US trusted-traveller programme takes off
The slow-developing programme to give expedited passage at airport security to trusted travellers who pay a fee, is finally gaining traction, according to USA Today.
More than five years after it was proposed following the 9/11 terrorist attacks, trusted-traveller programmes are operating at six airports. "We're pleased there are some competitors anticipated in the marketplace," says Bill Connors, executive director of the National Business Travel Association, which supports the programme.
The Registered Traveller programme allows certain airline passengers, for an annual membership fee, to quickly go through a separate airport security lane. Customers must pass a government background check and submit biometric information, such as fingerprints or an iris scan to be read by an electronic device at the gate.
Biometric identification concerns Canada
The increasing use of biometric identification in the workplace has led to a number of concerns regarding the extent to which employers are permitted to collect and use unique characteristics of employees, says Mondaq.com.
It also says concerns about the balancing of employee rights with employers' legitimate business interests have arisen.
A number of adjudicators have considered the issue in the context of privacy rights. More recently, the issues have expanded to the human rights context, in particular, an employer's duty to accommodate employees where the use of the technology may conflict with religious beliefs.
Wal-Mart embraces 'green' potential
Wal-Mart's CIO, Rollin Ford says: "What's good for the planet is good for business," reports RFID Journal. He says RFID can potentially improve the environmental health of the world and the financial health of the retail giant and its suppliers.
At a recent keynote address at RFID Journal LIVE! 2007, Ford reiterated Wal-Mart's goal to deploy RFID at another 400 of its stores this year, in addition to the 1 000 already using the technology to track cases and pallets of goods.
In addition, Ford said, Wal-Mart intends to use the technology to help increase all its stores' efficiency by 20% within seven years. "We're not backing off or slowing down," he asserted.
RFID alarms privacy advocates
Checkpoint Systems is rolling out a line of radio frequency identification (RFID) enabled labels for supporting advanced inventory control, and for potentially helping to nab shoplifters, according to PCWorld.
The technology, however, is already alarming consumer privacy advocates, who fear such a combination could permit the surreptitious tracking of customers who carry away the RFID chips in their purchases. The company unveiled the label, called Evolve, yesterday.
Checkpoint said the Evolve label carries an industry standard Generation 2 RFID tag for tracking, and a separate radio frequency circuit to enable in-store electronic article surveillance. The inventory tracking software in the Evolve RFID chip can be used to manage stock levels and to monitor inventory at the case and individual item levels.

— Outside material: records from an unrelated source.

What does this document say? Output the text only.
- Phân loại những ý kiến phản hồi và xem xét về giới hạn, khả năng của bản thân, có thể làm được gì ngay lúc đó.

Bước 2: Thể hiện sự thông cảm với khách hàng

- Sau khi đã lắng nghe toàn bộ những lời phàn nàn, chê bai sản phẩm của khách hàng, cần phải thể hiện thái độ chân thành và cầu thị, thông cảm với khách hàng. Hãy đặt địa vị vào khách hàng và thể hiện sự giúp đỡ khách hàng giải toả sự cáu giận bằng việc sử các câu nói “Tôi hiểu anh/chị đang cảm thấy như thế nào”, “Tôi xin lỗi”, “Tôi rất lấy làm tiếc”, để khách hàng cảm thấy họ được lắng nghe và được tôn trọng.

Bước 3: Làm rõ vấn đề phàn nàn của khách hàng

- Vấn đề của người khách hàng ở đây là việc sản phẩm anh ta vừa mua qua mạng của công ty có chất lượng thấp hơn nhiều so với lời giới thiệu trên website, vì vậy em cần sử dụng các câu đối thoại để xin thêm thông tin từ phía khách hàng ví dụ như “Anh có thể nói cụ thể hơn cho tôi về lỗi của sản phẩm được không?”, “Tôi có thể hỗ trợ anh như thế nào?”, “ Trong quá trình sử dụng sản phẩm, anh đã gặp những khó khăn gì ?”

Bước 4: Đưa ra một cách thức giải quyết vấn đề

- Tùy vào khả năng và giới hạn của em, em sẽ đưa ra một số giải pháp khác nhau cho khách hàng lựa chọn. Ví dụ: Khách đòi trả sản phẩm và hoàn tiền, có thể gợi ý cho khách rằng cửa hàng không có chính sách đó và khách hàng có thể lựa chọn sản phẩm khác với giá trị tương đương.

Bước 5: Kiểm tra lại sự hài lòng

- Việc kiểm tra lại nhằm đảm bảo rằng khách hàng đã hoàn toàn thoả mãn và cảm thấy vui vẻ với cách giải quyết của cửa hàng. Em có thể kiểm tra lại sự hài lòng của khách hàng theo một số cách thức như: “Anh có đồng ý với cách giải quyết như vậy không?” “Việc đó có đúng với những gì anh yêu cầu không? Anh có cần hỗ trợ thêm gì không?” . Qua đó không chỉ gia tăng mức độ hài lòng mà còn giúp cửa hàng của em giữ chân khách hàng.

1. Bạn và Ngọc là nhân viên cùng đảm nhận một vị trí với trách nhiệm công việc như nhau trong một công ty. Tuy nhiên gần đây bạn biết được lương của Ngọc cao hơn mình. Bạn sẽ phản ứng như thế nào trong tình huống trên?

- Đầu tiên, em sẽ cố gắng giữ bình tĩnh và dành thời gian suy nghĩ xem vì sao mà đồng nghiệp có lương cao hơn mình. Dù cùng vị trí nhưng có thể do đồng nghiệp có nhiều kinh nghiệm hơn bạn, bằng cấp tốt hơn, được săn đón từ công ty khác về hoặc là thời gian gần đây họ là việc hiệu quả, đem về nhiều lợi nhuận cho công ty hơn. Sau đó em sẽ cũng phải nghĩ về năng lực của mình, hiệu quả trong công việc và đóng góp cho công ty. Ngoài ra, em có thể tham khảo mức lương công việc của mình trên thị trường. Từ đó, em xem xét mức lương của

Unified identity challenge examined
Homeland Security Presidential Directive 12 is one of those grand, unfunded federal mandates that is a great idea, but nearly impossible to pull off to its fullest extent, according to CRN.com.
The order calls for all federal agencies to adopt a single ID standard for controlling physical and logical access across the entire federal government by 2008. The IDs must be tamper-resistant and difficult to duplicate, meaning that terrorists and hostile operatives can't compromise the government's infrastructure.
"Making that happen in a single agency's one facility is exceedingly challenging and expensive," says Lawrence M Walsh, editor of VARBusiness and GovernmentVAR. "Making it work across the entire federal government is next to impossible. While we've had smart cards, digital certificates and encryption for years, no one has truly unlocked the promise of public key infrastructure that would make such digital credential verification possible."